Why It Matters
The disruption of our day-to-day lives caused by the coronavirus provides an opportunity to reflect and to reconsider what we do, how we do it, and why we do it. Things we took for granted, like onsite coaching and mentoring at health facilities, became impossible. Furthermore, staff have had to work from home. This means that a lot of our routines were interrupted.
Our project in partnership with the Ministry of Health of Ethiopia supports the goal of a high-quality, equitable health system, in which providers want to work and people want to seek care. It uses a zonal scale-up approach mainly focused on improving maternal and newborn health. As part of this project, I support efforts to create a sustainable quality improvement (QI) cadre through the Ethiopian health system.
The challenges of the COVID-19 pandemic offered an opportunity to rethink our habits and routines and make systematic changes. In particular, the current crisis has forced us to rethink how we deal with coaching with multiple QI team members. We have worked with 137 woreda (provinces) and 669 health facilities in the last year, with 12 senior project officers located across the country — and we implemented virtual coaching for the first time to reach all trained QI coaches.
Results Achieved
We deployed both individual and group virtual coaching through phone and video calls, text messages, and social media during the pandemic. Coaching aims to improve the skills of woreda and zonal QI coaches. It includes data review and project document review. The duration of each session depends upon the predefined coaching topics and any concerns that need to be addressed. Challenges included infrastructure for internet connectivity, discipline for time management, and attitudes towards accepting virtual coaching as real coaching.
The team tested this approach in nine zones and utilized it to provide continuous QI coaching by senior project officers and zonal and woreda improvement coaches. Using virtual coaching, the team reached almost all health facilities. From April 6 to September 30, 2020, they supported 12 zonal coaches and 142 woreda coaches. They conducted a total of 1,488 virtual coaching sessions, including 1,247 voice calls, 186 conference calls, and 55 text messages. The average call duration informs us about the depth of discussions happening in each call.
Figure 1: Number of virtual coaching sessions conducted and average call duration from April 6–September 30, 2020
In turn, onsite woreda and zonal QI coaches provided in-person coaching locally. After a state of emergency, both in-person and onsite coaching continued, implementing standard precautions for COVID-19.
Virtual coaching helps us to sustain the gains of improvement activities that began before the first COVID-19 case was identified in Ethiopia in March 2020. Based on data collected from health facilities, 18 indicators from both the antenatal care bundle and the health management information system showed signals of improvement in different health facilities, which led to significant improvement in some indicators at woreda, zonal, regional, and national level.

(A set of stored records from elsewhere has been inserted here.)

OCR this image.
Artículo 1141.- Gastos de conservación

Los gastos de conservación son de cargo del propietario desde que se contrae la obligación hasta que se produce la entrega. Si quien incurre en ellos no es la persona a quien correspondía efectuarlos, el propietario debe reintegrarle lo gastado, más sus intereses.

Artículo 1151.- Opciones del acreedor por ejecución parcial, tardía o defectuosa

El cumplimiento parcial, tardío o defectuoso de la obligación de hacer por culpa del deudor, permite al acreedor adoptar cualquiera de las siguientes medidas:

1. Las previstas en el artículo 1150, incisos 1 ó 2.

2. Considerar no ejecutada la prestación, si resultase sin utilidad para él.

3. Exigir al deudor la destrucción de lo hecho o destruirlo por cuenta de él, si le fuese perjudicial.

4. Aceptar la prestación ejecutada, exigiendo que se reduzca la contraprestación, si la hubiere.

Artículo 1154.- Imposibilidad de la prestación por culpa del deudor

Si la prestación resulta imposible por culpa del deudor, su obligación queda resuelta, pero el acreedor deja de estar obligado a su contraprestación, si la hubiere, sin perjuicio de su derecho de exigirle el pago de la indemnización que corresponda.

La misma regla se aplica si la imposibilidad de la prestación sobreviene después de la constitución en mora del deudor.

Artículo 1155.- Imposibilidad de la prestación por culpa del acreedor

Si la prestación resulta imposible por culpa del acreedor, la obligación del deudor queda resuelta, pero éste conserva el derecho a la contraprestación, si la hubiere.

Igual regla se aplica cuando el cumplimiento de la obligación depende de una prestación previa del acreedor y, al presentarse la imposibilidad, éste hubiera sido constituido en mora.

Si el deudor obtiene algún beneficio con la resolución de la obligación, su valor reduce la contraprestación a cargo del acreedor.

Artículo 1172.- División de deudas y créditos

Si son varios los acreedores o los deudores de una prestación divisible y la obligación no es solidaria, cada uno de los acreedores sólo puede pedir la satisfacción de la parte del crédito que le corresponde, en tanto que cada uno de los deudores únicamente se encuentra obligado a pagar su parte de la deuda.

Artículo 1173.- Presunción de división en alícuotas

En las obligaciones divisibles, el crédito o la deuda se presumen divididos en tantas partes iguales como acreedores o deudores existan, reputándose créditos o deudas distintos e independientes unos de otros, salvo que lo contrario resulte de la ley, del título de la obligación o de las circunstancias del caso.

Figure 2: ANC bundle aggregated from nine zones in five regions, July 2019–October 2020
Lessons Learned
Through this work, we have found:
- Virtual coaching is effective and efficient to build the capacities of coaches and facility QI teams.
- Appropriate infrastructure availability — such as internet connectivity — should be assessed before starting virtual coaching.
- Measuring the duration of coaching sessions creates an opportunity to assess the depth of coaching and the strength of interactions of coaches and QI team members.
Dr. Biniam, a regional quality improvement coach, said, “I couldn’t imagine how the improvement activities [would] proceed and sustain the gains from QI in this COVID-19 pandemic era without virtual coaching. It is simple enough to reach woreda and zonal coaches at the tip of your finger, without [spending] resources and time for travel.”
Nebiyou Wendwessen Hailemariam, MPH, is a Monitoring & Evaluation Advisor at IHI.